Numerical experiments are performed in both two‑dimensional idealised domains and realistic three‑dimensional ventricular geometries. A sensitivity analysis explores the influence of material parameters (a_f, b_f, κ coefficients), the SAD coupling α, and the active‑contraction parameters on electrophysiological outcomes such as conduction velocity, activation time, and propensity for re‑entry. Results show that regions of high tensile stress experience reduced conductivity, leading to delayed wavefronts and, in some scenarios, the formation of functional blocks that can trigger arrhythmogenic patterns. Comparisons between active‑stress and active‑strain formulations reveal that the active‑strain model better reproduces physiologically realistic deformation fields, while the active‑stress model is computationally simpler and integrates more readily with existing passive‑elastic frameworks.
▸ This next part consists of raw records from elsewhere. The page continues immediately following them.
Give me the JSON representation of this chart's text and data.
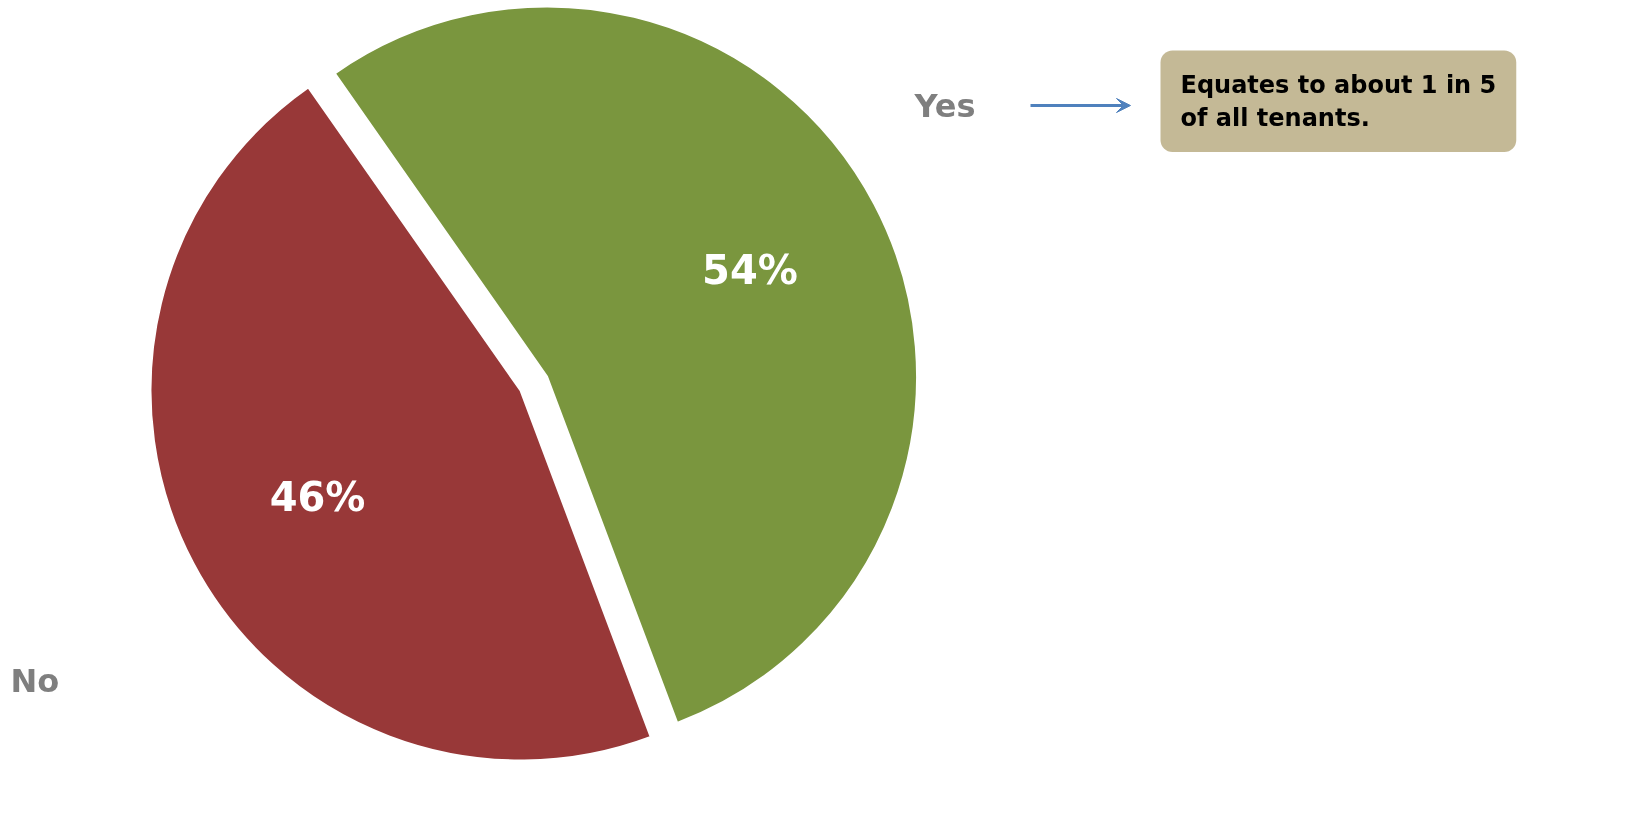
{
  "chart_data": {
    "type": "pie",
    "categories": [
      "Yes",
      "No"
    ],
    "values": [
      54,
      46
    ],
    "colors": [
      "#7a963e",
      "#983838"
    ],
    "value_labels": [
      "54%",
      "46%"
    ],
    "annotations": [
      "Equates to about 1 in 5 of all tenants."
    ]
  }
}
Overall, the paper delivers a mathematically rigorous, physically detailed, and numerically robust framework for cardiac electromechanics that captures the interplay of anisotropic elasticity, viscoelastic damping, active contraction, and stress‑dependent electrical diffusion. The mixed‑primal finite element method ensures stable and accurate simulations on complex geometries, paving the way for patient‑specific studies, drug‑effect simulations, and the design of therapeutic interventions that exploit mechano‑electrical feedback.